A postmortem of Coherent GT 2.0

I don't believe I've mentioned my daily job on this blog but now is a good moment to do so - I am a technical PM in Coherent Labs. Our most popular product Coherent GT is a UI middleware for games and allows people to use HTML5 to create the UI for their games instead of whatever subpar UI system they currently have. It's now used by a huge number of games (e.g. PUBG, GuildWars 2, Law Breakers). The SDK is written entirely in C++.

I had been working on GT for more than 3 years now, but 2017 was the first year I took over the PM responsibilities. Coincidentally, this was also the year we focused on releasing version 2.0. We did, eventually, release it. Today I want to do a short postmortem and discuss some of the technical challenges we encountered.

Background

So what's the deal with that new version and why does it deserve a postmortem? Well, Coherent GT uses WebKit, which is one of the few high-grade HTML engines.
We wanted to introduce some modern web features with GT 2.0. For that, we needed to pull the latest changes from WebKit's upstream but this proved to be rather difficult because our codebase had diverged too much. How much? Let me give you a sense of scale.

We reaaaally care about performance. However, WebKit isn't designed to run in the time we need it to, especially so when page complexity rises. Because of this and the need to extend the HTML standard with some game-specific features, we had replaced entire subsystems. Most notably - rendering, networking, memory management, resource loading and the threading model. Our SDK also supports PS4, XB1 and UWP. This sums up to thousands of commits. My attempt to check how many LOC we've changed overloaded GitHub:

Changed lines

Luckily, the majority of our core code was nicely separated from WebKit. This was intentionally done to minimize dependencies between our own internal systems and theirs and saved us a ton of work.

Shy beginnings

The first obvious step was to actually fetch the upstream version and merge the two codebases without losing anything in the process - we had patched a ton of issues and everyone on the team was a tad nervous about reintroducing bugs. Unfortunately, Git was overwhelmed by the amount of modifications we had made, so we couldn't just run git merge webkit-upstream master. Since tools failed, we had only one option - apply all changes manually. We decided to start by checking out a fresh WebKit and, file per file, redo all modifications.

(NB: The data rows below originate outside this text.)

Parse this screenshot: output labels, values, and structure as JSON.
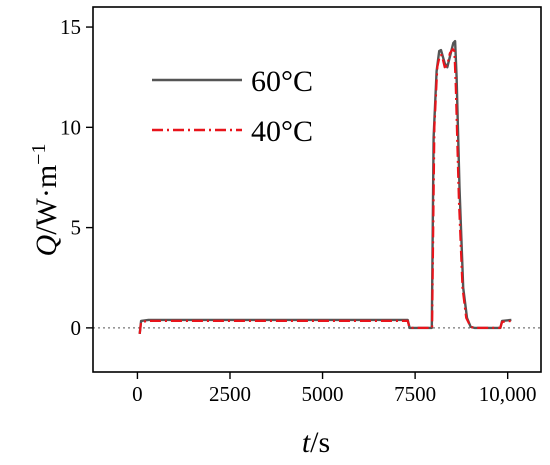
{
  "chart_data": {
    "type": "line",
    "xlabel": {
      "var": "t",
      "unit": "/s"
    },
    "ylabel": {
      "var": "Q",
      "unit": "/W·m",
      "sup": "−1"
    },
    "xlim": [
      -1200,
      10900
    ],
    "ylim": [
      -2.2,
      16
    ],
    "x_ticks": [
      0,
      2500,
      5000,
      7500,
      10000
    ],
    "x_tick_labels": [
      "0",
      "2500",
      "5000",
      "7500",
      "10,000"
    ],
    "y_ticks": [
      0,
      5,
      10,
      15
    ],
    "y_tick_labels": [
      "0",
      "5",
      "10",
      "15"
    ],
    "reference_line": {
      "y": 0,
      "style": "dotted"
    },
    "legend": {
      "position": "top-left"
    },
    "series": [
      {
        "name": "60°C",
        "color": "#555555",
        "style": "solid",
        "points": [
          [
            60,
            -0.3
          ],
          [
            100,
            0.35
          ],
          [
            300,
            0.4
          ],
          [
            1000,
            0.4
          ],
          [
            2500,
            0.4
          ],
          [
            5000,
            0.4
          ],
          [
            7000,
            0.4
          ],
          [
            7300,
            0.4
          ],
          [
            7350,
            0.0
          ],
          [
            7950,
            0.0
          ],
          [
            8000,
            9.5
          ],
          [
            8080,
            12.8
          ],
          [
            8150,
            13.8
          ],
          [
            8200,
            13.85
          ],
          [
            8300,
            13.2
          ],
          [
            8370,
            13.0
          ],
          [
            8450,
            13.6
          ],
          [
            8530,
            14.2
          ],
          [
            8580,
            14.3
          ],
          [
            8620,
            12.5
          ],
          [
            8700,
            7.0
          ],
          [
            8800,
            2.0
          ],
          [
            8900,
            0.5
          ],
          [
            9000,
            0.05
          ],
          [
            9100,
            0.0
          ],
          [
            9800,
            0.0
          ],
          [
            9850,
            0.35
          ],
          [
            10100,
            0.4
          ]
        ]
      },
      {
        "name": "40°C",
        "color": "#e8141b",
        "style": "dashdot",
        "points": [
          [
            60,
            -0.3
          ],
          [
            100,
            0.3
          ],
          [
            300,
            0.35
          ],
          [
            1000,
            0.35
          ],
          [
            2500,
            0.35
          ],
          [
            5000,
            0.35
          ],
          [
            7000,
            0.35
          ],
          [
            7300,
            0.35
          ],
          [
            7350,
            0.0
          ],
          [
            7960,
            0.0
          ],
          [
            8020,
            10.0
          ],
          [
            8100,
            13.0
          ],
          [
            8170,
            13.6
          ],
          [
            8220,
            13.6
          ],
          [
            8300,
            13.0
          ],
          [
            8370,
            13.1
          ],
          [
            8440,
            13.7
          ],
          [
            8520,
            13.9
          ],
          [
            8560,
            13.8
          ],
          [
            8600,
            12.0
          ],
          [
            8680,
            6.5
          ],
          [
            8780,
            2.0
          ],
          [
            8880,
            0.5
          ],
          [
            9000,
            0.05
          ],
          [
            9100,
            0.0
          ],
          [
            9800,
            0.0
          ],
          [
            9850,
            0.3
          ],
          [
            10100,
            0.35
          ]
        ]
      }
    ]
  }
}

We came up with this plan:

  1. Download, setup and compile the latest vanilla WebKit version to serve as a sanity check
  2. Delete all of the WebKit code in our repository
  3. Fetch the new version and add it where the old one used to be
  4. Find all files that our team had touched (git diff --name-only GT-first-commit-ever GT-latest)
  5. Figure out which of these changes were still relevant

- Some files were now renamed
- Others were deleted entirely
- My favourite example of this were the pair of files Font.h and FontData.h - Font.h was renamed to FontCascade.h but FontData.h was unhelpfully renamed to Font.h.
1. With the list of files in place, we could now distribute the workload (e.g. person X applies all changes to files in directory Y)

So that was a pretty solid plan and we were all optimistic about its execution. In the end, the list of files was an 8 page document consisting of 324 file names.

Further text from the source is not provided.